Today the Federal Trade Commission Chairman Jon Leibowitz announced final amendments to the Children’s Online Privacy Protection Rule. The following statement can be attributed to TechFreedom President Berin Szoka :

The FTC deserves credit for heeding concerns raised about those proposed changes that were removed from the final rule. But serious concerns remain. To start, by deeming persistent identifiers as personal information per se , the FTC’s new rule runs contrary to established U.S. privacy law: federal courts have unanimously decided that IP addresses do not allow the contacting of a specific individual.

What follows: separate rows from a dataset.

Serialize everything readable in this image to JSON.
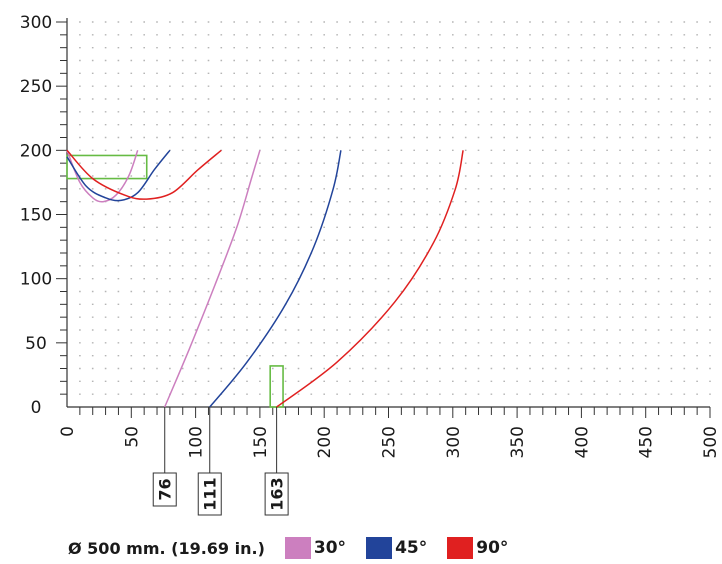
{
  "chart_data": {
    "type": "line",
    "title": "",
    "xlabel": "",
    "ylabel": "",
    "xlim": [
      0,
      500
    ],
    "ylim": [
      0,
      300
    ],
    "x_ticks": [
      0,
      50,
      100,
      150,
      200,
      250,
      300,
      350,
      400,
      450,
      500
    ],
    "y_ticks": [
      0,
      50,
      100,
      150,
      200,
      250,
      300
    ],
    "grid": "dotted",
    "series": [
      {
        "name": "30°",
        "color": "#cc7fbf",
        "low_curve": [
          [
            0,
            200
          ],
          [
            10,
            175
          ],
          [
            20,
            163
          ],
          [
            28,
            160
          ],
          [
            38,
            165
          ],
          [
            48,
            180
          ],
          [
            55,
            200
          ]
        ],
        "high_curve": [
          [
            76,
            0
          ],
          [
            95,
            45
          ],
          [
            115,
            95
          ],
          [
            132,
            140
          ],
          [
            144,
            180
          ],
          [
            150,
            200
          ]
        ]
      },
      {
        "name": "45°",
        "color": "#22449a",
        "low_curve": [
          [
            0,
            195
          ],
          [
            15,
            172
          ],
          [
            30,
            163
          ],
          [
            42,
            161
          ],
          [
            55,
            167
          ],
          [
            68,
            185
          ],
          [
            80,
            200
          ]
        ],
        "high_curve": [
          [
            111,
            0
          ],
          [
            140,
            35
          ],
          [
            170,
            80
          ],
          [
            192,
            125
          ],
          [
            207,
            170
          ],
          [
            213,
            200
          ]
        ]
      },
      {
        "name": "90°",
        "color": "#e02020",
        "low_curve": [
          [
            0,
            200
          ],
          [
            20,
            178
          ],
          [
            45,
            165
          ],
          [
            62,
            162
          ],
          [
            82,
            167
          ],
          [
            102,
            185
          ],
          [
            120,
            200
          ]
        ],
        "high_curve": [
          [
            163,
            0
          ],
          [
            210,
            35
          ],
          [
            255,
            82
          ],
          [
            285,
            128
          ],
          [
            302,
            170
          ],
          [
            308,
            200
          ]
        ]
      }
    ],
    "markers": [
      {
        "x": 76,
        "label": "76"
      },
      {
        "x": 111,
        "label": "111"
      },
      {
        "x": 163,
        "label": "163"
      }
    ],
    "highlight_boxes": [
      {
        "x0": 0,
        "x1": 62,
        "y0": 178,
        "y1": 196,
        "color": "#66bb44"
      },
      {
        "x0": 158,
        "x1": 168,
        "y0": 0,
        "y1": 32,
        "color": "#66bb44"
      }
    ],
    "legend": {
      "title": "Ø 500 mm. (19.69 in.)",
      "placement": "bottom-left"
    }
  }
}
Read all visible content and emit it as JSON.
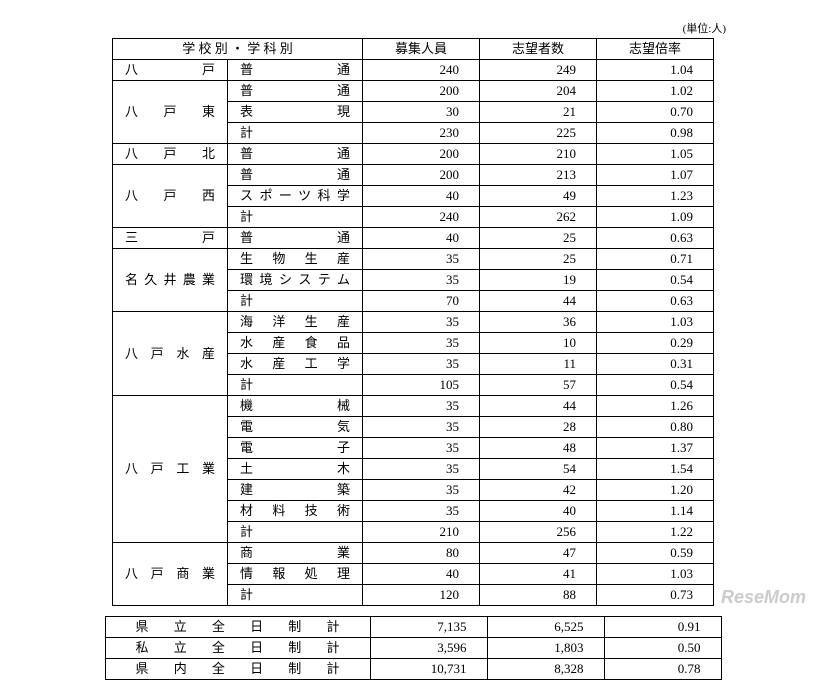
{
  "unit": "(単位:人)",
  "headers": {
    "school_dept": "学 校 別 ・ 学 科 別",
    "capacity": "募集人員",
    "applicants": "志望者数",
    "ratio": "志望倍率"
  },
  "colors": {
    "border": "#000000",
    "background": "#ffffff",
    "watermark_gray": "#cccccc",
    "watermark_pink": "#e6a8d4"
  },
  "groups": [
    {
      "school": "八戸",
      "rows": [
        {
          "dept": "普通",
          "cap": "240",
          "app": "249",
          "ratio": "1.04"
        }
      ]
    },
    {
      "school": "八戸東",
      "rows": [
        {
          "dept": "普通",
          "cap": "200",
          "app": "204",
          "ratio": "1.02"
        },
        {
          "dept": "表現",
          "cap": "30",
          "app": "21",
          "ratio": "0.70"
        },
        {
          "dept": "計",
          "cap": "230",
          "app": "225",
          "ratio": "0.98"
        }
      ]
    },
    {
      "school": "八戸北",
      "rows": [
        {
          "dept": "普通",
          "cap": "200",
          "app": "210",
          "ratio": "1.05"
        }
      ]
    },
    {
      "school": "八戸西",
      "rows": [
        {
          "dept": "普通",
          "cap": "200",
          "app": "213",
          "ratio": "1.07"
        },
        {
          "dept": "スポーツ科学",
          "cap": "40",
          "app": "49",
          "ratio": "1.23"
        },
        {
          "dept": "計",
          "cap": "240",
          "app": "262",
          "ratio": "1.09"
        }
      ]
    },
    {
      "school": "三戸",
      "rows": [
        {
          "dept": "普通",
          "cap": "40",
          "app": "25",
          "ratio": "0.63"
        }
      ]
    },
    {
      "school": "名久井農業",
      "rows": [
        {
          "dept": "生物生産",
          "cap": "35",
          "app": "25",
          "ratio": "0.71"
        },
        {
          "dept": "環境システム",
          "cap": "35",
          "app": "19",
          "ratio": "0.54"
        },
        {
          "dept": "計",
          "cap": "70",
          "app": "44",
          "ratio": "0.63"
        }
      ]
    },
    {
      "school": "八戸水産",
      "rows": [
        {
          "dept": "海洋生産",
          "cap": "35",
          "app": "36",
          "ratio": "1.03"
        },
        {
          "dept": "水産食品",
          "cap": "35",
          "app": "10",
          "ratio": "0.29"
        },
        {
          "dept": "水産工学",
          "cap": "35",
          "app": "11",
          "ratio": "0.31"
        },
        {
          "dept": "計",
          "cap": "105",
          "app": "57",
          "ratio": "0.54"
        }
      ]
    },
    {
      "school": "八戸工業",
      "rows": [
        {
          "dept": "機械",
          "cap": "35",
          "app": "44",
          "ratio": "1.26"
        },
        {
          "dept": "電気",
          "cap": "35",
          "app": "28",
          "ratio": "0.80"
        },
        {
          "dept": "電子",
          "cap": "35",
          "app": "48",
          "ratio": "1.37"
        },
        {
          "dept": "土木",
          "cap": "35",
          "app": "54",
          "ratio": "1.54"
        },
        {
          "dept": "建築",
          "cap": "35",
          "app": "42",
          "ratio": "1.20"
        },
        {
          "dept": "材料技術",
          "cap": "35",
          "app": "40",
          "ratio": "1.14"
        },
        {
          "dept": "計",
          "cap": "210",
          "app": "256",
          "ratio": "1.22"
        }
      ]
    },
    {
      "school": "八戸商業",
      "rows": [
        {
          "dept": "商業",
          "cap": "80",
          "app": "47",
          "ratio": "0.59"
        },
        {
          "dept": "情報処理",
          "cap": "40",
          "app": "41",
          "ratio": "1.03"
        },
        {
          "dept": "計",
          "cap": "120",
          "app": "88",
          "ratio": "0.73"
        }
      ]
    }
  ],
  "totals": [
    {
      "label": "県立全日制計",
      "cap": "7,135",
      "app": "6,525",
      "ratio": "0.91"
    },
    {
      "label": "私立全日制計",
      "cap": "3,596",
      "app": "1,803",
      "ratio": "0.50"
    },
    {
      "label": "県内全日制計",
      "cap": "10,731",
      "app": "8,328",
      "ratio": "0.78"
    }
  ],
  "watermark": "ReseMom"
}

Further, as Commissioner Ohlhausen’s dissent notes, the COPPA statute does not allow the FTC to impose liability on sites that do not collect children’s information merely because the operator may somehow benefit from an ad network or plug-in operator collecting information—provided the third party neither targets children nor shares information with the site operator.

If a third party becomes liable once a single employee “recognizes the child-directed nature” of a website—whatever that means—COPPA will become the worst kind of notice-and-takedown system: Would a single complaint—or tweet—from a parent or activist group create “knowledge?” Faced with the impossible task of predicting how the FTC might characterize each of the millions of sites on which ads or plug-ins might appear, operators will have to try to block advertising or plug-ins on sites that appears to be child-oriented. If they can’t do that effectively, this potential liability may effectively kill behavioral advertising on any site that can’t prove it isn’t child-oriented—in other words, on small sites.

Thus, COPPA will now impact adult sites, denying publishers revenue and adult users the functionality that is increasingly provided by embeds. Thus, the FTC invites not only a statutory challenge but also a constitutional challenge similar to that which led the Child Online Protection Act (COPA) to be struck down.

Finally, if operators of kids’ sites are liable for data collection by third parties they “allow” on their sites, some will simply block their users from embedding third-party content when they post on the site—say, embedding a YouTube video in an online forum. The problem is that such videos may collect an IP address to show a behaviorally targeted ad, but site operators have no way of controlling what embedded content does—except to block embeds altogether. Crippling the functionality of kids’ sites in this way will drive more kids to lie about their age to use more functional general-audience sites. This will harm kids’ media and frustrate COPPA’s core goal: parental empowerment.